断酒を始めて早7年目。このブログは回復プロセスの記録と脳のリハビリを兼ねて綴っています。やはり、まだチョット変ですかネ?

アルコール依存症へ辿った道筋(その26)奇妙な同行二人?

2015-04-24 20:15:02 | 自分史
 入社が3年先輩のYoさんは大学の同窓ですが、頗る人物評の悪い人でした。メガネを掛けエラの張った、見るからにガリ勉タイプの風貌をしていました。

 入社して2年間研究所で製剤研究業務に携わった後、国際関係部署に移って自社開発治療薬2号品Mの海外展開プロジェクトに加わり、そのまま海外勤務となった経歴の持ち主です。その間、統一前の西ドイツに臨床開発連絡事務所を開設したぐらいで特に目立った業績はない、というのが社員間の一致した見方でした。しかし、是非とも海外展開を図りたい社長の目から見たら、海外経験のあるお気に入りの使える人物であったわけです。

 社長臨席の御前会議では、聞き取れないぐらいの声で淡々と意見を述べるだけでした。それが、我々社員だけの場になると、机上の空論としか思えない理屈を捏ね出し、話しているうちに自説に酔って次第に興奮して来るという性癖を持っていました。空想小説ばりの自説を滔々と述べ、他人の意見を全く聞かないのです。

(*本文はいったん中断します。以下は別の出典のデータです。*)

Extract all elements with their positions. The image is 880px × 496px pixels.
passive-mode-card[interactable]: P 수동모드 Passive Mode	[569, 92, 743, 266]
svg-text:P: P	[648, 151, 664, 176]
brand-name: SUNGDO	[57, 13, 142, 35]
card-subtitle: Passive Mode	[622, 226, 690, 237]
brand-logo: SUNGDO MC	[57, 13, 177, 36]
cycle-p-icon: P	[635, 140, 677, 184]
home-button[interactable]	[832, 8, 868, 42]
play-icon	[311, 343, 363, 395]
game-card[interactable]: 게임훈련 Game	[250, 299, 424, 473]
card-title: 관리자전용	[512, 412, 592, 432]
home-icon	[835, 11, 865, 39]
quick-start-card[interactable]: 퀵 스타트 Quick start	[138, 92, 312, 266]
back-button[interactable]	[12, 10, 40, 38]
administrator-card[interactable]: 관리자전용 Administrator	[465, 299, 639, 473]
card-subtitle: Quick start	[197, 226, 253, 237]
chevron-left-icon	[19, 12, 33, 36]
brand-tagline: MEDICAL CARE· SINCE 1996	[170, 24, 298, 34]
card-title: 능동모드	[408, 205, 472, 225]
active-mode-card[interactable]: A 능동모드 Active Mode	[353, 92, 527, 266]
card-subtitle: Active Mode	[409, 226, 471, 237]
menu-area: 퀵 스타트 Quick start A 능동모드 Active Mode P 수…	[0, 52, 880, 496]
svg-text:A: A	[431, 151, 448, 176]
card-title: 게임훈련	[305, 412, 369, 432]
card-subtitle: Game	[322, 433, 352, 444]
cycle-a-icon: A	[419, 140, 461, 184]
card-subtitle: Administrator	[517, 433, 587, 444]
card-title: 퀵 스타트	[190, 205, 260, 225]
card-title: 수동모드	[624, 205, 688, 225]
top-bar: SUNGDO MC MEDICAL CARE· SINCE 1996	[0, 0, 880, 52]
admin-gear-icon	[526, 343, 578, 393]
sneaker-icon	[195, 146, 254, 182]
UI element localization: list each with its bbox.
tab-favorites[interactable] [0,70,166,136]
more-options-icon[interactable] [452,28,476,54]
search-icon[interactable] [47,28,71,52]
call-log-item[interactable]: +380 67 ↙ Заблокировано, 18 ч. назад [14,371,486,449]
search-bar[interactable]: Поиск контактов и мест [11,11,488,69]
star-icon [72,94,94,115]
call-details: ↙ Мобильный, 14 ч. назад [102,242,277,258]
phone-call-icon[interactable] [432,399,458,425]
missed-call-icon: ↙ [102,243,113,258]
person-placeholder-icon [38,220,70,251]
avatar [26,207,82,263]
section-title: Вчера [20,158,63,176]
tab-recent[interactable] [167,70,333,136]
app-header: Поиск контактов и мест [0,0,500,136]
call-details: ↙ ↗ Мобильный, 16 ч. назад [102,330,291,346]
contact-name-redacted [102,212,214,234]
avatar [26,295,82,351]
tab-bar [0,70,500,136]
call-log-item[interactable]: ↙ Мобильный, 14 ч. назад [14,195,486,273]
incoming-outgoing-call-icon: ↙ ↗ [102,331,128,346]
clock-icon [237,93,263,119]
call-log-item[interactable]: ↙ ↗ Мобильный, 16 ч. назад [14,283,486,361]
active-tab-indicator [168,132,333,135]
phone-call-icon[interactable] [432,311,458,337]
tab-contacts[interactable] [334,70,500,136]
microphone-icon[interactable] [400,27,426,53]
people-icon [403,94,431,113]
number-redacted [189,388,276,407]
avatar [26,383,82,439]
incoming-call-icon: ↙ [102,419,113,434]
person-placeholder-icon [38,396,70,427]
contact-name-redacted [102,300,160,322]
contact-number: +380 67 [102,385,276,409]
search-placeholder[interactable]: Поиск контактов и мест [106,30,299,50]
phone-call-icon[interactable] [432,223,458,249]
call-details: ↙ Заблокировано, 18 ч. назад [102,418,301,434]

 社長のお気に入りということが事態を一層始末の悪いものにしていました。社員の中には彼を演技性(劇場型)人格障害者とレッテルを貼った人もいました。この年の春に転勤で去ったN先輩が以前から最も嫌っていた人物でした。

 一緒に仕事をしてみないと人物というのは分かりません。それまで私は彼と一緒に仕事をした経験はありませんでした。ただ、入社して2週間ほど社員寮の3人部屋で相部屋生活をしたことはありました。
「この会社はオーナー社長のワンマン経営だから、偉くならなきゃ何もできない会社だよ」 この言葉が印象に残ったぐらいで、それだけの関係でした。ですから社内の風評とは別で、特別変わった印象を持っていませんでした。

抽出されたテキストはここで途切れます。